Boté a Valdez del coche y lo propulsé delante de mí. Sibersky se quedó apoyado en el capó, sin palabras.

—¿A qué juegas, hombre? ¿Quieres asustarme? ¡Eres poli! ¡No me harás nada!

—No sabes de lo que soy capaz… —le susurré al hueco del oído—. Ya no tengo nada que perder, nada de nada… En cambio, tú vas a perder los cojones.

Tras haber superado la barrera de seguridad, lo arrastré a la alineación de volquetes; él, basura entre las basuras. Lo aplasté contra una chapa reluciente de aceite, mi linterna en sus ojos.

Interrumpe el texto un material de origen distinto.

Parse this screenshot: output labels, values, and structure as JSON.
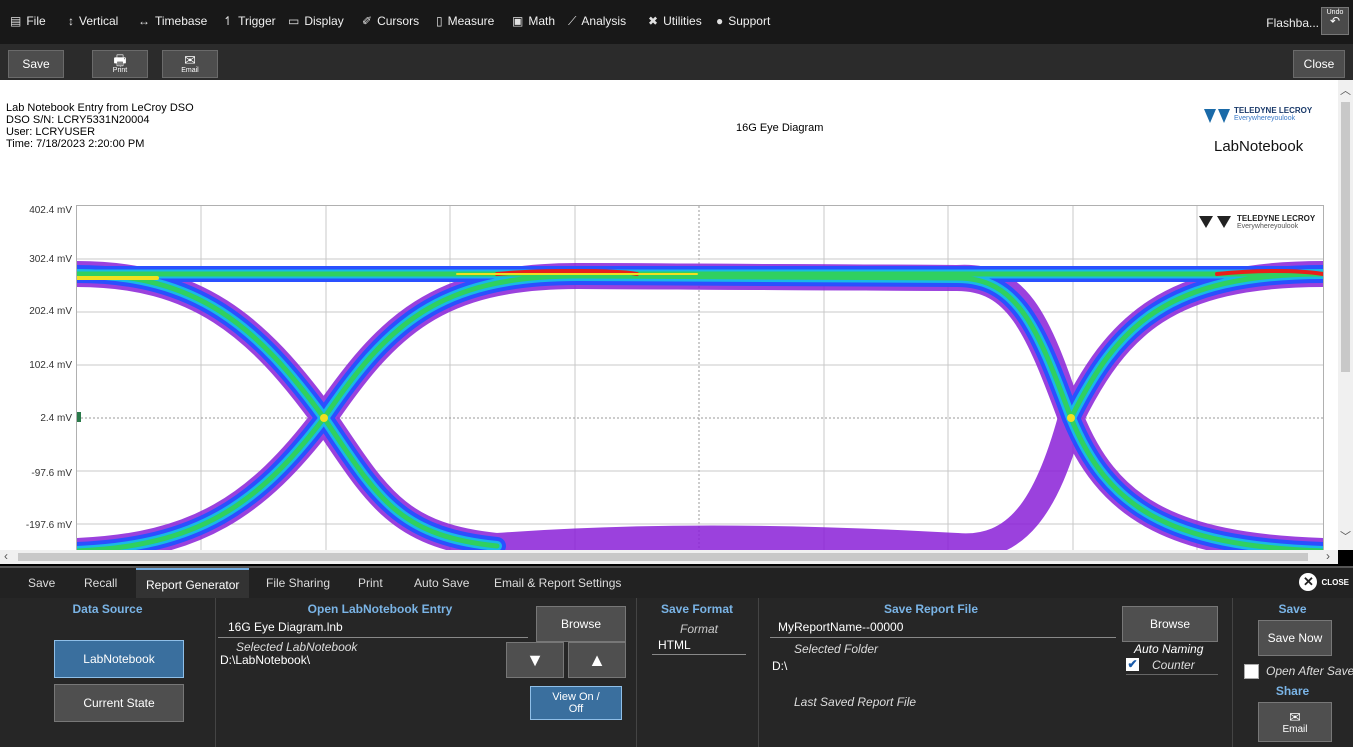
{
  "menubar": {
    "items": [
      {
        "label": "File",
        "icon": "file-icon"
      },
      {
        "label": "Vertical",
        "icon": "vertical-icon"
      },
      {
        "label": "Timebase",
        "icon": "timebase-icon"
      },
      {
        "label": "Trigger",
        "icon": "trigger-icon"
      },
      {
        "label": "Display",
        "icon": "display-icon"
      },
      {
        "label": "Cursors",
        "icon": "cursors-icon"
      },
      {
        "label": "Measure",
        "icon": "measure-icon"
      },
      {
        "label": "Math",
        "icon": "math-icon"
      },
      {
        "label": "Analysis",
        "icon": "analysis-icon"
      },
      {
        "label": "Utilities",
        "icon": "utilities-icon"
      },
      {
        "label": "Support",
        "icon": "support-icon"
      }
    ],
    "flashback": "Flashba...",
    "undo": "Undo"
  },
  "toolbar": {
    "save": "Save",
    "print_icon": "print-icon",
    "print_label": "Print",
    "email_icon": "email-icon",
    "email_label": "Email",
    "close": "Close"
  },
  "report": {
    "line1": "Lab Notebook Entry from LeCroy DSO",
    "line2": "DSO S/N: LCRY5331N20004",
    "line3": "User: LCRYUSER",
    "line4": "Time: 7/18/2023 2:20:00 PM",
    "title": "16G Eye Diagram",
    "brand": "TELEDYNE LECROY",
    "tagline": "Everywhereyoulook",
    "notebook": "LabNotebook"
  },
  "plot": {
    "ylabels": [
      "402.4 mV",
      "302.4 mV",
      "202.4 mV",
      "102.4 mV",
      "2.4 mV",
      "-97.6 mV",
      "-197.6 mV"
    ],
    "watermark_brand": "TELEDYNE LECROY",
    "watermark_tagline": "Everywhereyoulook",
    "colors": {
      "hot": "#e8201c",
      "warm": "#f0e020",
      "mid": "#30d060",
      "cool": "#20a0e8",
      "cold": "#3040ff",
      "edge": "#a020e0"
    }
  },
  "tabs": [
    "Save",
    "Recall",
    "Report Generator",
    "File Sharing",
    "Print",
    "Auto Save",
    "Email & Report Settings"
  ],
  "active_tab": "Report Generator",
  "panel": {
    "close_label": "CLOSE",
    "data_source": {
      "title": "Data Source",
      "labnotebook": "LabNotebook",
      "current_state": "Current State"
    },
    "open_entry": {
      "title": "Open LabNotebook Entry",
      "file": "16G Eye Diagram.lnb",
      "selected_label": "Selected LabNotebook",
      "selected_path": "D:\\LabNotebook\\",
      "browse": "Browse",
      "view": "View On / Off"
    },
    "save_format": {
      "title": "Save Format",
      "format_label": "Format",
      "format_value": "HTML"
    },
    "save_report": {
      "title": "Save Report File",
      "filename": "MyReportName--00000",
      "selected_folder_label": "Selected Folder",
      "folder": "D:\\",
      "last_saved_label": "Last Saved Report File",
      "browse": "Browse",
      "auto_naming": "Auto Naming",
      "counter": "Counter"
    },
    "save": {
      "title": "Save",
      "save_now": "Save Now",
      "open_after": "Open After Save",
      "share_title": "Share",
      "email_label": "Email"
    }
  }
}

—Tus insectos, ¿cómo los consigues?

—¡Que te jodan! ¡Hijo de puta!

Mi puño impactó en su flanco izquierdo, y se dobló antes de soltar una risa infame.

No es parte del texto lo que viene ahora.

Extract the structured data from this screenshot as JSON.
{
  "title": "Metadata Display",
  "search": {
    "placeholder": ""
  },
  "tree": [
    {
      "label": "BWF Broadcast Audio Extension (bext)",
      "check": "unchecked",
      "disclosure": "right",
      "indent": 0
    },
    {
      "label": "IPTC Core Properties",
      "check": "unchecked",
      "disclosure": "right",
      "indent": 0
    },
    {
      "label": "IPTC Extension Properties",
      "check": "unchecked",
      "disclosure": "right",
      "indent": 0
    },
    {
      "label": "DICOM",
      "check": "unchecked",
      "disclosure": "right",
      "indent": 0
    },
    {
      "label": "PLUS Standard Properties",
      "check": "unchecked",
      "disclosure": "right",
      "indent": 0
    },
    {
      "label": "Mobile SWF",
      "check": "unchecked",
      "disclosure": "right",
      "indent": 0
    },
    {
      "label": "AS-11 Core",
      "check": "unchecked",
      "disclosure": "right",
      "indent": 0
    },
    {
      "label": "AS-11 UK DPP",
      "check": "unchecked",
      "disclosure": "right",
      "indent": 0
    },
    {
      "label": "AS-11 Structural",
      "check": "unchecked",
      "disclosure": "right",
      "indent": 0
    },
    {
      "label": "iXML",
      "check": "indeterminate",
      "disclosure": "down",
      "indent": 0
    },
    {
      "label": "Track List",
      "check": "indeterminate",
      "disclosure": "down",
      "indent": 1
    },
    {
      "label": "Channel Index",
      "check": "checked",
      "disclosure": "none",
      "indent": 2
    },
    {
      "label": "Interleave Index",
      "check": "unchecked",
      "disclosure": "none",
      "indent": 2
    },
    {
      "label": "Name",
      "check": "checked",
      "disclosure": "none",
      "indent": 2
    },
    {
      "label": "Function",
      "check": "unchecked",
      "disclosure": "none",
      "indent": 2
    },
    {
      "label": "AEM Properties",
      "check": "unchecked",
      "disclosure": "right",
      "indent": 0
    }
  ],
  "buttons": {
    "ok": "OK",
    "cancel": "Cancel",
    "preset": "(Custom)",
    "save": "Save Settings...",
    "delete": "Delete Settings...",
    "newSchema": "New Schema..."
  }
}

—¡Me parece que estás seriamente perturbado, hombre! ¿Cuál es tu problema? ¿Te chutas? ¡A los drogatas los huelo a kilómetros, tío! ¡Eh, teniente! ¡Tu colega se coloca!

Volvió a tensar su mirada de basura, abrasada por un odio instintivo hacia los polis. Tenía los hoyuelos reventados de cicatrices y tiraban de esa piel volcánica quemada por el azufre de las peleas.

Lo obligué a sentarse y me quité la mochila. Saqué dos pañuelos, que le metí en la boca. Gritaba ahogado, escupiendo un furor sordo, cuando tres vueltas de cinta aislante lo amordazaron de verdad.

—Si te decides a rajar, asentirás con la cabeza…

Respiraba violentamente por la nariz, la frente alta arrugada de cólera, y daba golpes con los talones con la agresividad de los toros locos. Me senté sobre sus muslos, con la nariz a dos centímetros de la suya. Las rodillas le crujieron.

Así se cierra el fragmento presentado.